HIQA report on Savita finds 'basic care' failures

Written By Unknown on Rabu, 09 Oktober 2013 | 22.40

The Health Information and Quality Authority report on the death of Savita Halappanavar and related issues has found a failure to provide the most basic elements of care in her case.

The 257-page report found that there were many missed opportunities, which if acted on, might have changed the outcome for her.

The report was conducted after HIQA was asked by the Health Service Executive to investigate the safety, quality and standards of services provided at University Hospital Galway.

It followed the death of Mrs Halappanavar on 28 October last year.

She died one week after she was admitted to the hospital when she was 17 weeks' pregnant and miscarrying.

The report also revealed wide variations in clinical care in the 19 public maternity hospitals and units.

It stated there is no nationally agreed definition of maternal sepsis and inconsistent recording of it nationally, as well as no centralised approach to reporting maternal morbidity and mortality.

As a result, it is impossible to properly assess the performance and quality of maternity services nationally, the report found.

In the case of Mrs Halappanavar, the report said there was a failure to recognise she was developing an infection and to act on her deteriorating condition.

It found that University Hospital Galway did not have effective arrangements to regularly record and monitor her condition and that the management of the delivery of maternity services was not consistent with best practices.

The report stated the findings in the Halappanavar case bear a disturbing resemblance to the findings in the HSE inquiry into the death of Tania McCabe and her son Zach, in 2007, at Our Lady of Lourdes Hospital in Drogheda.

HIQA makes 34 recommendations on improving the care of clinically deteriorating pregnant women.

It also called for a National Maternity Services Strategy to ensure women receive safe, high quality and reliable care.

The inquest into the death of Mrs Halappanavar took place in April and found she had died due to medical misadventure.

A HSE Clinical Review report was published in June, which found inadequate assessment and monitoring and a failure to recognise the gravity of the situation and the increasing risk to her life.

Her husband Praveen has initiated legal action against the HSE.

Speaking at the publication of the report, HIQA Director of Regulation Phelim Quinn extended his sympathies to Mr Halappanavar.

He said the report would be "a further difficult read" for him and his family.

Mr Quinn said this was not a specific investigation into Mrs Halappanavar's death, but that her death was a seminal event that led to the establishment of this statutory investigation.

Nuala Lucas, a consultant obstetric anaesthetist based in the UK who was part of the investigation team, said a key finding of the investigation was that there was a failure to recognise Mrs Halappanavar was deteriorating and then a failure to respond correctly.

Dr Lucas said there were a series of signs that could have been recognised as indications of Mrs Halappanavar's deterioration or as signs of the development of sepsis.

She said if those signs had been identified there may have been a different outcome.

HIQA Chief Executive Tracey Cooper said the recommendation for a code of conduct for employers in the health service was a fundamental development.
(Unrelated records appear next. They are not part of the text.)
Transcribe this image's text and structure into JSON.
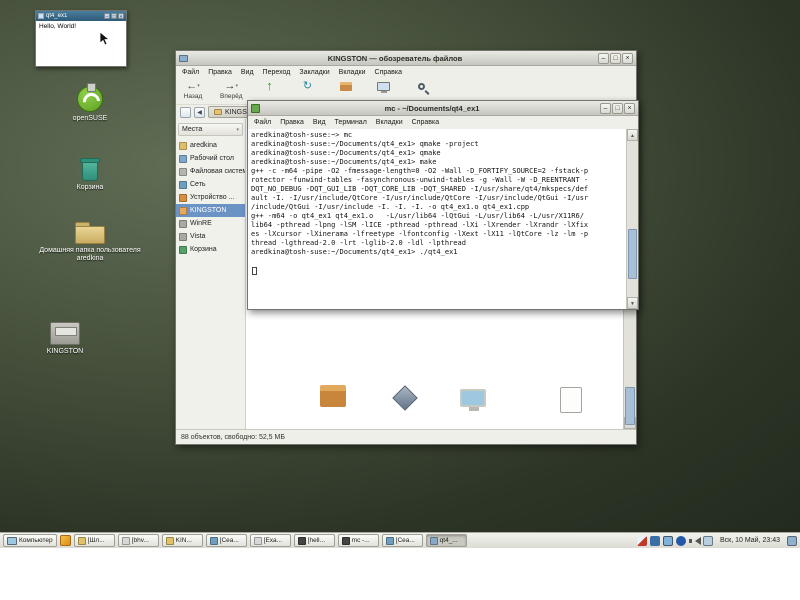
{
  "window_controls": {
    "minimize": "–",
    "maximize": "□",
    "close": "×"
  },
  "glyphs": {
    "back": "←",
    "forward": "→",
    "up": "↑",
    "reload": "↻",
    "dropdown": "▾",
    "left": "◀",
    "scroll_up": "▲",
    "scroll_down": "▼"
  },
  "hello_window": {
    "title": "qt4_ex1",
    "body_text": "Hello, World!"
  },
  "desktop_icons": [
    {
      "label": "openSUSE"
    },
    {
      "label": "Корзина"
    },
    {
      "label": "Домашняя папка пользователя aredkina"
    },
    {
      "label": "KINGSTON"
    }
  ],
  "file_manager": {
    "title": "KINGSTON — обозреватель файлов",
    "menu": [
      "Файл",
      "Правка",
      "Вид",
      "Переход",
      "Закладки",
      "Вкладки",
      "Справка"
    ],
    "back_label": "Назад",
    "forward_label": "Вперёд",
    "breadcrumb": "KINGSTON",
    "places_header": "Места",
    "places": [
      "aredkina",
      "Рабочий стол",
      "Файловая система",
      "Сеть",
      "Устройство ...",
      "KINGSTON",
      "WinRE",
      "Vista",
      "Корзина"
    ],
    "status": "88 объектов, свободно: 52,5 МБ"
  },
  "terminal": {
    "title": "mc - ~/Documents/qt4_ex1",
    "menu": [
      "Файл",
      "Правка",
      "Вид",
      "Терминал",
      "Вкладки",
      "Справка"
    ],
    "output": "aredkina@tosh-suse:~> mc\naredkina@tosh-suse:~/Documents/qt4_ex1> qmake -project\naredkina@tosh-suse:~/Documents/qt4_ex1> qmake\naredkina@tosh-suse:~/Documents/qt4_ex1> make\ng++ -c -m64 -pipe -O2 -fmessage-length=0 -O2 -Wall -D_FORTIFY_SOURCE=2 -fstack-p\nrotector -funwind-tables -fasynchronous-unwind-tables -g -Wall -W -D_REENTRANT -\nDQT_NO_DEBUG -DQT_GUI_LIB -DQT_CORE_LIB -DQT_SHARED -I/usr/share/qt4/mkspecs/def\nault -I. -I/usr/include/QtCore -I/usr/include/QtCore -I/usr/include/QtGui -I/usr\n/include/QtGui -I/usr/include -I. -I. -I. -o qt4_ex1.o qt4_ex1.cpp\ng++ -m64 -o qt4_ex1 qt4_ex1.o   -L/usr/lib64 -lQtGui -L/usr/lib64 -L/usr/X11R6/\nlib64 -pthread -lpng -lSM -lICE -pthread -pthread -lXi -lXrender -lXrandr -lXfix\nes -lXcursor -lXinerama -lfreetype -lfontconfig -lXext -lX11 -lQtCore -lz -lm -p\nthread -lgthread-2.0 -lrt -lglib-2.0 -ldl -lpthread\naredkina@tosh-suse:~/Documents/qt4_ex1> ./qt4_ex1"
  },
  "taskbar": {
    "computer_label": "Компьютер",
    "tasks": [
      {
        "label": "[Шл..."
      },
      {
        "label": "[bhv..."
      },
      {
        "label": "KIN..."
      },
      {
        "label": "[Сеа..."
      },
      {
        "label": "[Exa..."
      },
      {
        "label": "[hell..."
      },
      {
        "label": "mc -..."
      },
      {
        "label": "[Сеа..."
      },
      {
        "label": "qt4_..."
      }
    ],
    "clock": "Вск, 10 Май, 23:43"
  }
}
Ms Cooper said it was about making it absolutely explicit on what the requirements are for managers.

She said the accountability and responsibility for the following of this code would be with the HSE, and in the case of private providers, it was up to the HSE to ensure private providers would follow it.

Ms Cooper said responsibility would also be held locally by hospital groups, chief executives and their boards.